Cada anillo genera aproximadamente 670 kilovatios de energía solar y puede cubrir hasta el 70% de un embalse, lo que permite reducir la evaporación hasta en un 55%. Esta solución no solo conserva agua, sino que también evita el bloqueo total de luz y oxígeno, ayudando a mantener la calidad del agua.
La empresa Canopy Power, con sede en Singapur y respaldo de TotalEnergies SE y el Fondo de Impacto Gaia, obtuvo los derechos exclusivos de distribución en Australia en diciembre de 2024.
Actualmente negocia con cinco empresas de agua en Victoria y prevé lanzar el primer proyecto en los próximos meses, con el objetivo de escalar esta tecnología como respuesta al cambio climático. Parte de la energía producida podrá inyectarse a la red eléctrica, sumando beneficios económicos para las operadoras.
Mitigación del impacto climático
Según datos del Instituto Tecnológico de Ingeniería de Melbourne, la evaporación aumentó entre un 5% y un 15% en ciertas regiones de Australia desde principios de la década del 2000. Si el calentamiento global persite, las tasas podrían incrementarse hasta un 30% o 40%, lo que pone en riesgo la disponibilidad futura de agua dulce.

En este contexto, tecnologías como los paneles flotantes se vuelven cada vez más relevantes, no solo por su impacto hídrico, sino también por su aporte energético.
Saman Gorji, profesor titular de ingeniería eléctrica y de energías renovables en la Universidad de Deakin, señaló a Bloomberg que “la evaporación es la principal causa de pérdida de agua en las presas australianas”. Esta afirmación resalta la urgencia de implementar mecanismos de mitigación que no dependan exclusivamente de la infraestructura tradicional.

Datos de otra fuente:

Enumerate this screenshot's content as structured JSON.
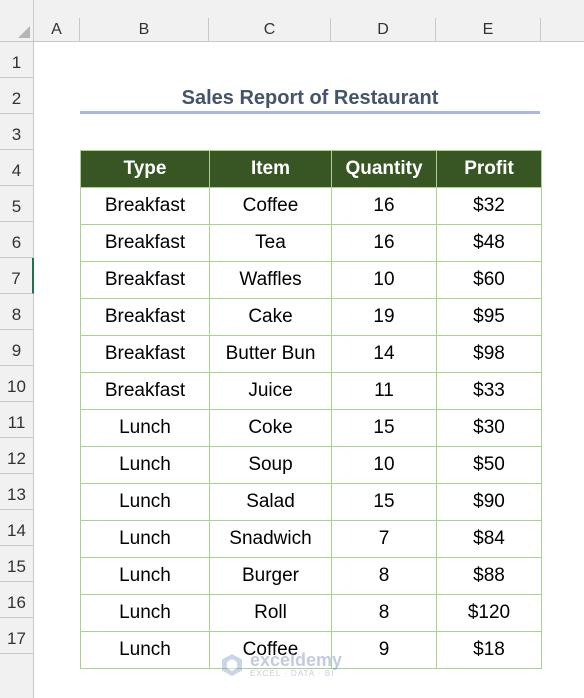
{
  "columns": [
    "A",
    "B",
    "C",
    "D",
    "E"
  ],
  "rows": [
    "1",
    "2",
    "3",
    "4",
    "5",
    "6",
    "7",
    "8",
    "9",
    "10",
    "11",
    "12",
    "13",
    "14",
    "15",
    "16",
    "17"
  ],
  "selected_row": "7",
  "title": "Sales Report of Restaurant",
  "table": {
    "headers": [
      "Type",
      "Item",
      "Quantity",
      "Profit"
    ],
    "rows": [
      [
        "Breakfast",
        "Coffee",
        "16",
        "$32"
      ],
      [
        "Breakfast",
        "Tea",
        "16",
        "$48"
      ],
      [
        "Breakfast",
        "Waffles",
        "10",
        "$60"
      ],
      [
        "Breakfast",
        "Cake",
        "19",
        "$95"
      ],
      [
        "Breakfast",
        "Butter Bun",
        "14",
        "$98"
      ],
      [
        "Breakfast",
        "Juice",
        "11",
        "$33"
      ],
      [
        "Lunch",
        "Coke",
        "15",
        "$30"
      ],
      [
        "Lunch",
        "Soup",
        "10",
        "$50"
      ],
      [
        "Lunch",
        "Salad",
        "15",
        "$90"
      ],
      [
        "Lunch",
        "Snadwich",
        "7",
        "$84"
      ],
      [
        "Lunch",
        "Burger",
        "8",
        "$88"
      ],
      [
        "Lunch",
        "Roll",
        "8",
        "$120"
      ],
      [
        "Lunch",
        "Coffee",
        "9",
        "$18"
      ]
    ]
  },
  "watermark": {
    "name": "exceldemy",
    "tagline": "EXCEL · DATA · BI"
  },
  "colors": {
    "header_fill": "#375623",
    "border": "#a9d08e",
    "title": "#44546a",
    "underline": "#a9b8db",
    "selection": "#217346"
  }
}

A diferencia de las soluciones de cobertura total, que pueden generar proliferación de algas al bloquear la luz solar y el oxígeno, los anillos solares flotantes permiten mantener la calidad del agua. Además, parte de la energía excedente producida por los sistemas de mayor escala puede ser vendida a la red eléctrica, lo que refuerza su viabilidad económica.
Ensayos piloto y expansión internacional
El modelo desarrollado por Ocean Sun ya se aplica en embalses de países como España, Albania y las Maldivas, y también fue probado en zonas de acuicultura en Noruega. “Al principio nos centramos mucho en la zona cercana a la costa, pero luego nos dimos cuenta de que el mercado más grande en realidad está en los embalses y lagos”, explicó el director ejecutivo de Ocean Sun, Kristian Tørvold a Bloomberg.

Además del proyecto que impulsa Canopy Power, el gobierno de Australia Occidental invirtió USD 1,8 millones en un programa piloto conocido como el Gran Ensayo de Evaporación del Sur. Esta iniciativa, con una duración de 19 meses, evalúa el uso de discos hexagonales entrelazados desarrollados por la empresa danesa Hexa-Cover ApS para reducir la evaporación en presas estatales.
En paralelo, otros países con escasez de agua dulce, como las Maldivas, estudian esta tecnología como fuente de energía alternativa para reducir la dependencia de combustibles fósiles y abaratar el acceso al agua. Estas aplicaciones subrayan el potencial de los paneles flotantes en regiones donde el cambio climático y el estrés hídrico son desafíos prioritarios.